Sometimes the operation being cached is not even that expensive or called that often. It’s just being cached “for practice.” Here’s an excerpt from node.module:

<?php
function _node_revision_access($node, $op = 'view') {
  static $access = array();
  if (!isset($access[$node->vid])) {
    // compute and cache the access for $node and $op here
  }
  return $access[$node->vid];
}
?>

This is another example of static caching introducing a potential security hole. The $access static cache is based on $node->vid but not on $op. Suppose an attacker has permission to view a node but not delete it. If the attacker can cause _node_revision_access($node, 'view') to be invoked before _node_revision_access($node, 'delete), he can perform an unauthorized action.

This would be an important security hole in Drupal except it turns out that _node_revision_access() is never called more than once in a single page request. But… wait a minute! If the function is only ever called once per page request, why does it use a static cache at all? It shouldn’t.

This is just ridiculous. The code is unnecessarily complex in order to optimize a code path whose performance was obviously never measured and as a result introduces what would be a security hole but only if the static cache was ever actually used!

Solving the problem

So, what should we do? My suggestions:

1. Eliminate unnecessary static caching completely. Unless and until you have empirical data proving that a particular static cache makes an important improvement in real-world usage scenarios, just don’t use one. If you already have a static cache without such data, remove it. The drupal_validate_form() and _node_revision_access() examples fall into this category.

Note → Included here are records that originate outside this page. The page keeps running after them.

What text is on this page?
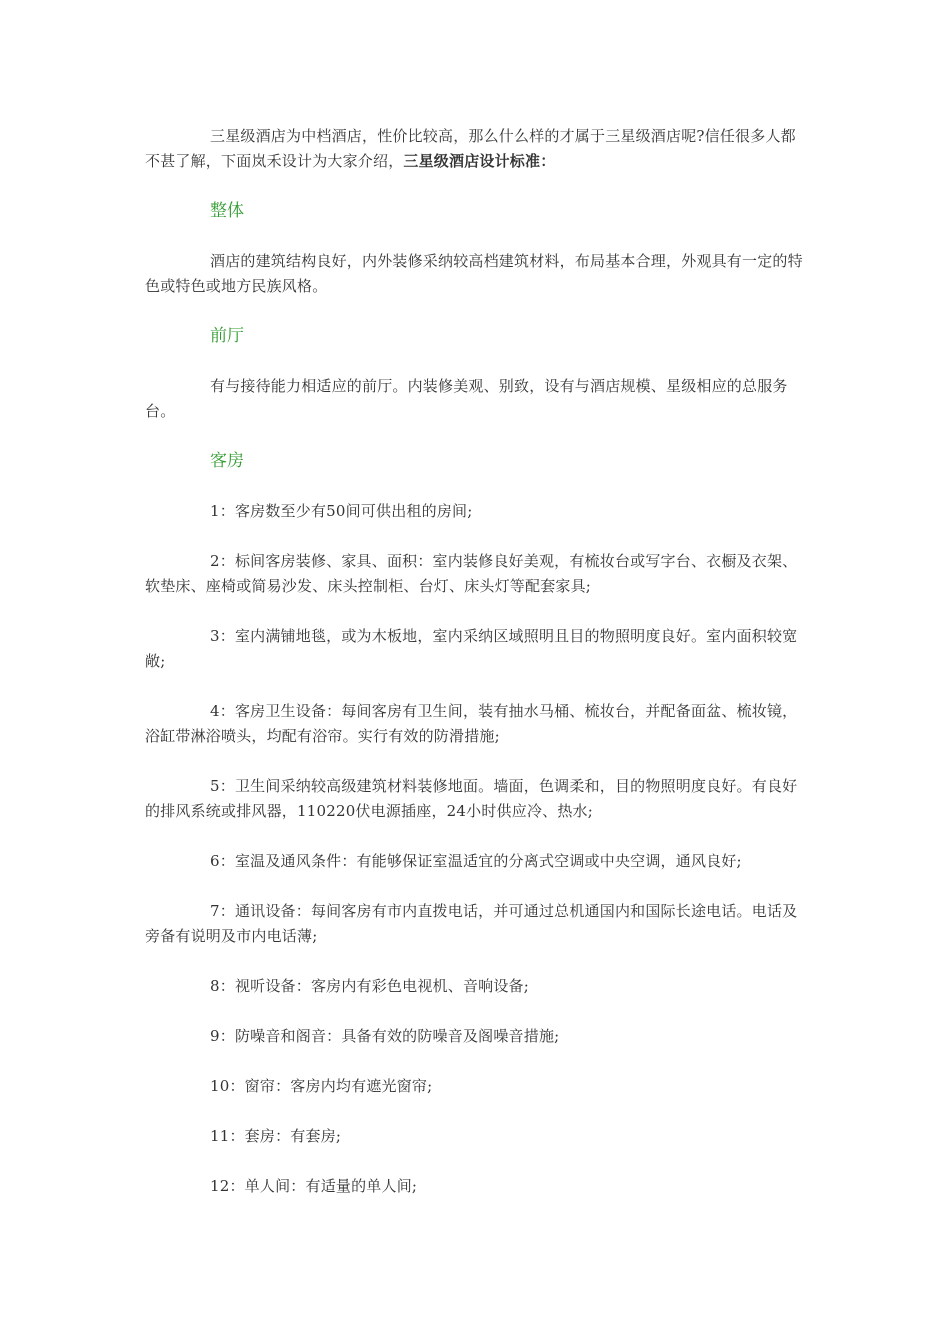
三星级酒店为中档酒店，性价比较高，那么什么样的才属于三星级酒店呢?信任很多人都不甚了解，下面岚禾设计为大家介绍，三星级酒店设计标准：

整体

酒店的建筑结构良好，内外装修采纳较高档建筑材料，布局基本合理，外观具有一定的特色或特色或地方民族风格。

前厅

有与接待能力相适应的前厅。内装修美观、别致，设有与酒店规模、星级相应的总服务台。

客房

1：客房数至少有50间可供出租的房间;

2：标间客房装修、家具、面积：室内装修良好美观，有梳妆台或写字台、衣橱及衣架、软垫床、座椅或简易沙发、床头控制柜、台灯、床头灯等配套家具;

3：室内满铺地毯，或为木板地，室内采纳区域照明且目的物照明度良好。室内面积较宽敞;

4：客房卫生设备：每间客房有卫生间，装有抽水马桶、梳妆台，并配备面盆、梳妆镜，浴缸带淋浴喷头，均配有浴帘。实行有效的防滑措施;

5：卫生间采纳较高级建筑材料装修地面。墙面，色调柔和，目的物照明度良好。有良好的排风系统或排风器，110220伏电源插座，24小时供应冷、热水;

6：室温及通风条件：有能够保证室温适宜的分离式空调或中央空调，通风良好;

7：通讯设备：每间客房有市内直拨电话，并可通过总机通国内和国际长途电话。电话及旁备有说明及市内电话薄;

8：视听设备：客房内有彩色电视机、音响设备;

9：防噪音和阁音：具备有效的防噪音及阁噪音措施;

10：窗帘：客房内均有遮光窗帘;

11：套房：有套房;

12：单人间：有适量的单人间;
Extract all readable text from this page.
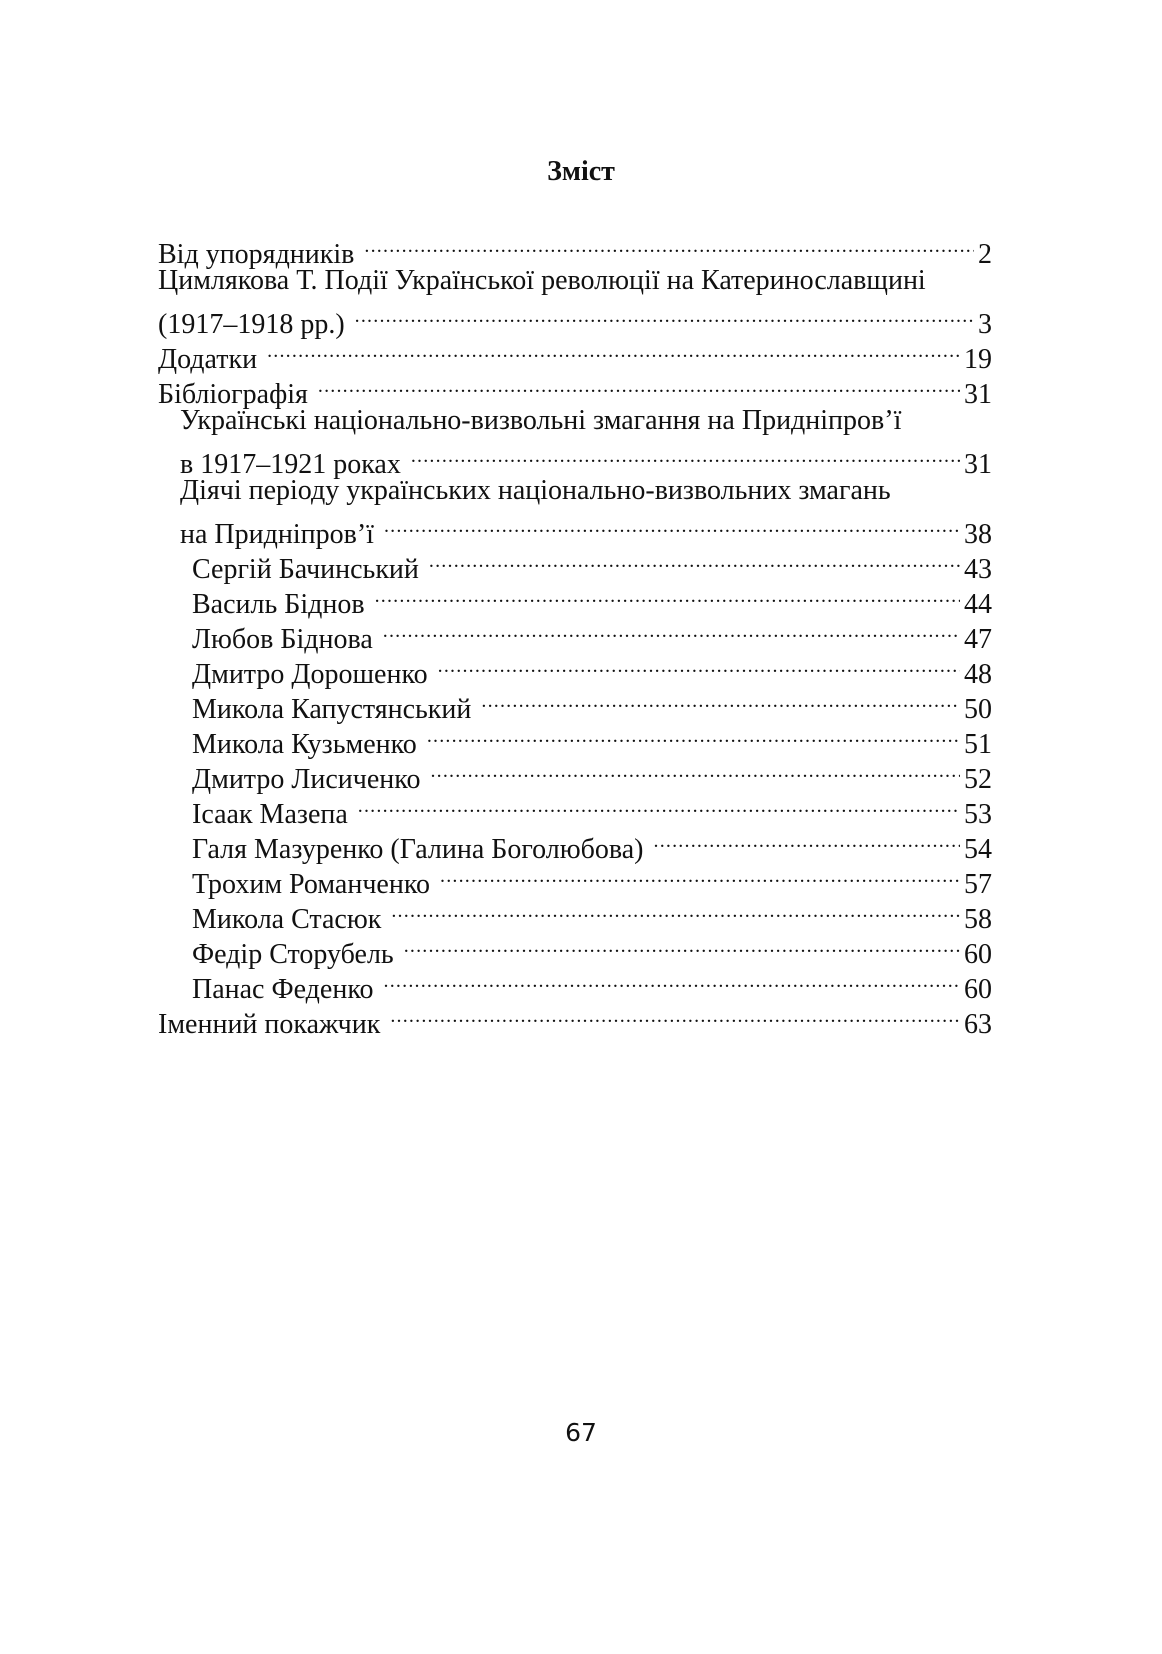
Зміст
Від упорядників .....	2
Цимлякова Т. Події Української революції на Катеринославщині
(1917–1918 рр.) .....	3
Додатки .....	19
Бібліографія .....	31
Українські національно-визвольні змагання на Придніпров’ї
в 1917–1921 роках .....	31
Діячі періоду українських національно-визвольних змагань
на Придніпров’ї .....	38
Сергій Бачинський .....	43
Василь Біднов .....	44
Любов Біднова .....	47
Дмитро Дорошенко .....	48
Микола Капустянський .....	50
Микола Кузьменко .....	51
Дмитро Лисиченко .....	52
Ісаак Мазепа .....	53
Галя Мазуренко (Галина Боголюбова) .....	54
Трохим Романченко .....	57
Микола Стасюк .....	58
Федір Сторубель .....	60
Панас Феденко .....	60
Іменний покажчик .....	63
67
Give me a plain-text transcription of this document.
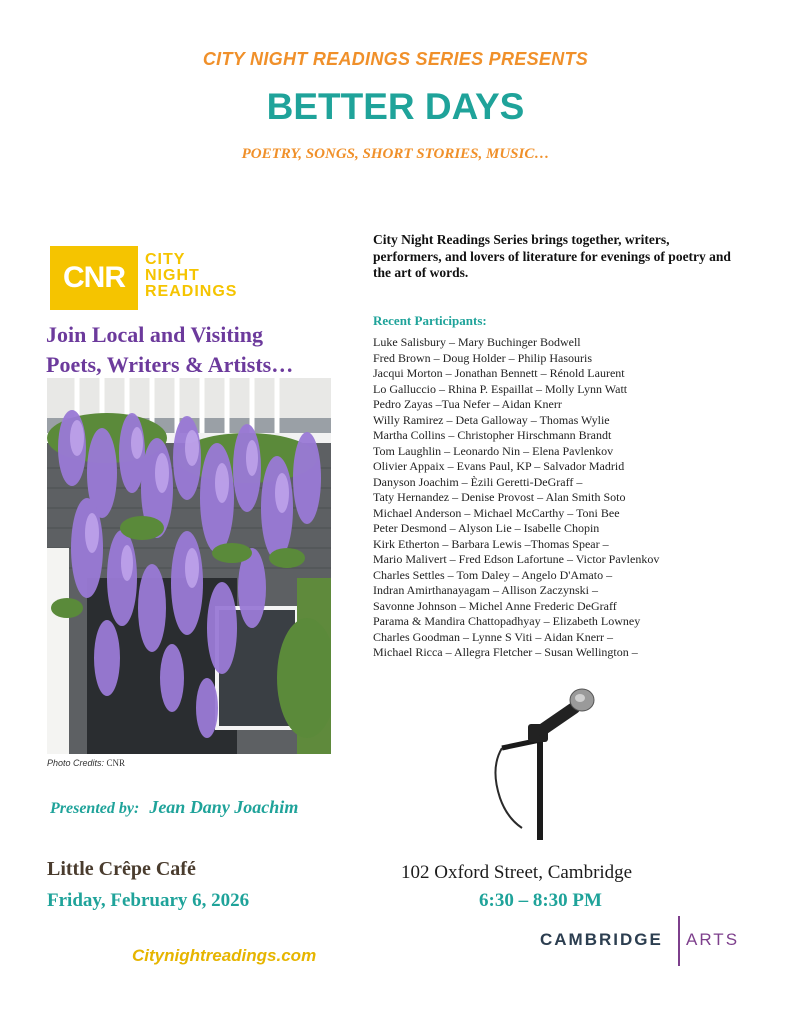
CITY NIGHT READINGS SERIES PRESENTS
BETTER DAYS
POETRY, SONGS, SHORT STORIES, MUSIC…
CNR
CITY
NIGHT
READINGS
Join Local and Visiting
Poets, Writers & Artists…
Photo Credits: CNR
City Night Readings Series brings together, writers, performers, and lovers of literature for evenings of poetry and the art of words.
Recent Participants:
Luke Salisbury – Mary Buchinger Bodwell
Fred Brown – Doug Holder – Philip Hasouris
Jacqui Morton – Jonathan Bennett – Rénold Laurent
Lo Galluccio – Rhina P. Espaillat – Molly Lynn Watt
Pedro Zayas –Tua Nefer – Aidan Knerr
Willy Ramirez – Deta Galloway – Thomas Wylie
Martha Collins – Christopher Hirschmann Brandt
Tom Laughlin – Leonardo Nin – Elena Pavlenkov
Olivier Appaix – Evans Paul, KP – Salvador Madrid
Danyson Joachim – Èzili Geretti-DeGraff –
Taty Hernandez – Denise Provost – Alan Smith Soto
Michael Anderson – Michael McCarthy – Toni Bee
Peter Desmond – Alyson Lie – Isabelle Chopin
Kirk Etherton – Barbara Lewis –Thomas Spear –
Mario Malivert – Fred Edson Lafortune – Victor Pavlenkov
Charles Settles – Tom Daley – Angelo D'Amato –
Indran Amirthanayagam – Allison Zaczynski –
Savonne Johnson – Michel Anne Frederic DeGraff
Parama & Mandira Chattopadhyay – Elizabeth Lowney
Charles Goodman – Lynne S Viti – Aidan Knerr –
Michael Ricca – Allegra Fletcher – Susan Wellington –
Presented by: Jean Dany Joachim
Little Crêpe Café
Friday, February 6, 2026
102 Oxford Street, Cambridge
6:30 – 8:30 PM
CAMBRIDGE ARTS
Citynightreadings.com
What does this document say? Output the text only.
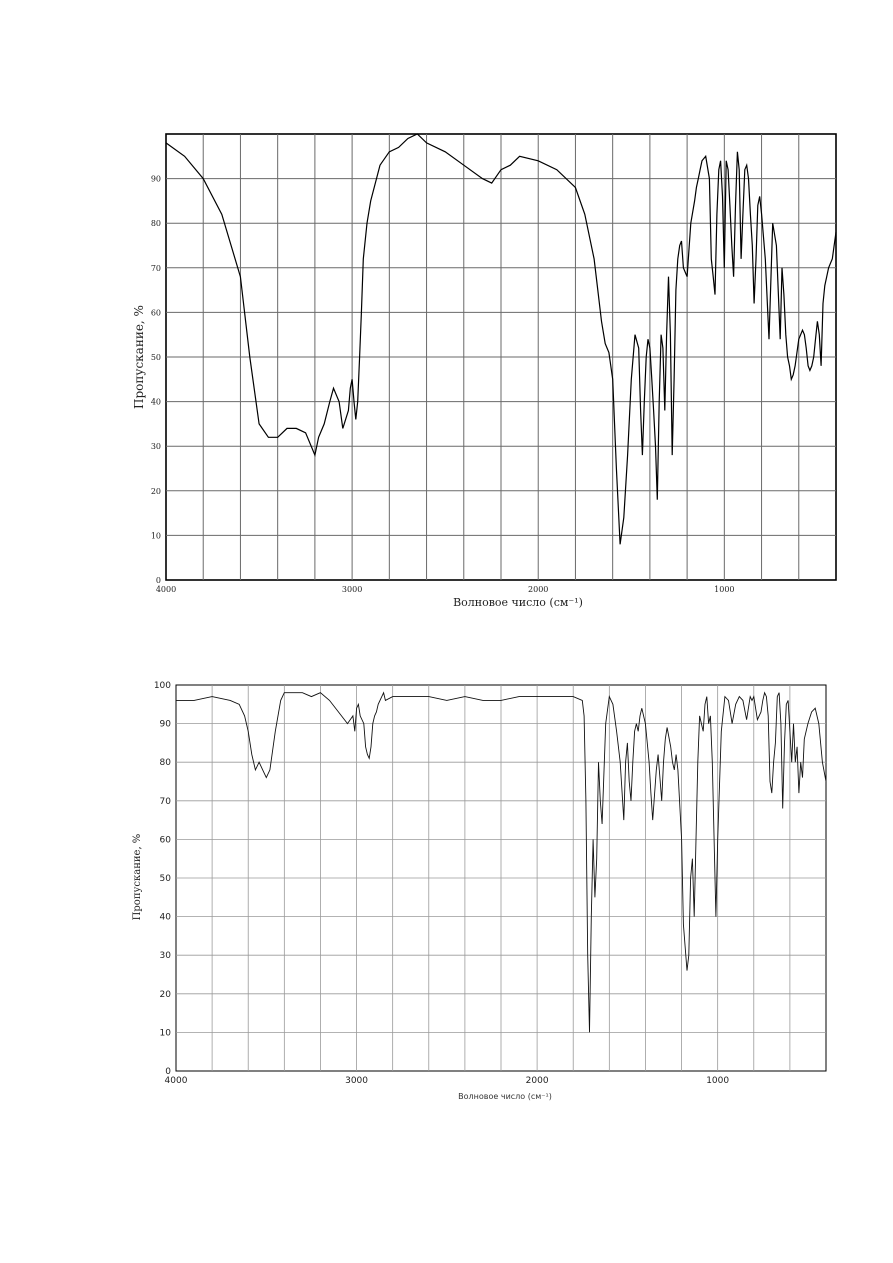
0
10
20
30
40
50
60
70
80
90
4000	3000	2000	1000
Пропускание, %
Волновое число (см⁻¹)
0
10
20
30
40
50
60
70
80
90
100
4000	3000	2000	1000
Пропускание, %
Волновое число (см⁻¹)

2. Maintain API integrity. If you must implement a static cache inside an API function, fine, but make sure that the API maintains its documented behavior within a page request. This means you have to make sure to update every “read” static cache in your code every time a “write” function is performed. Do NOT leave this to your callers. In the taxnomony example above, taxonomy_save_term() should invalidate or update the taxonomy_get_term_data() cache entry for the affected term.

http://drupal.org/node/254491 proposes a centralized static cache API for Drupal. I haven’t reviewed it recently, but it will probably help. However, even if it works really well, remember that not doing static caching at all will lead to simpler, less error-prone code. If you do not have a solid reason for using a static cache, just skip it until you do.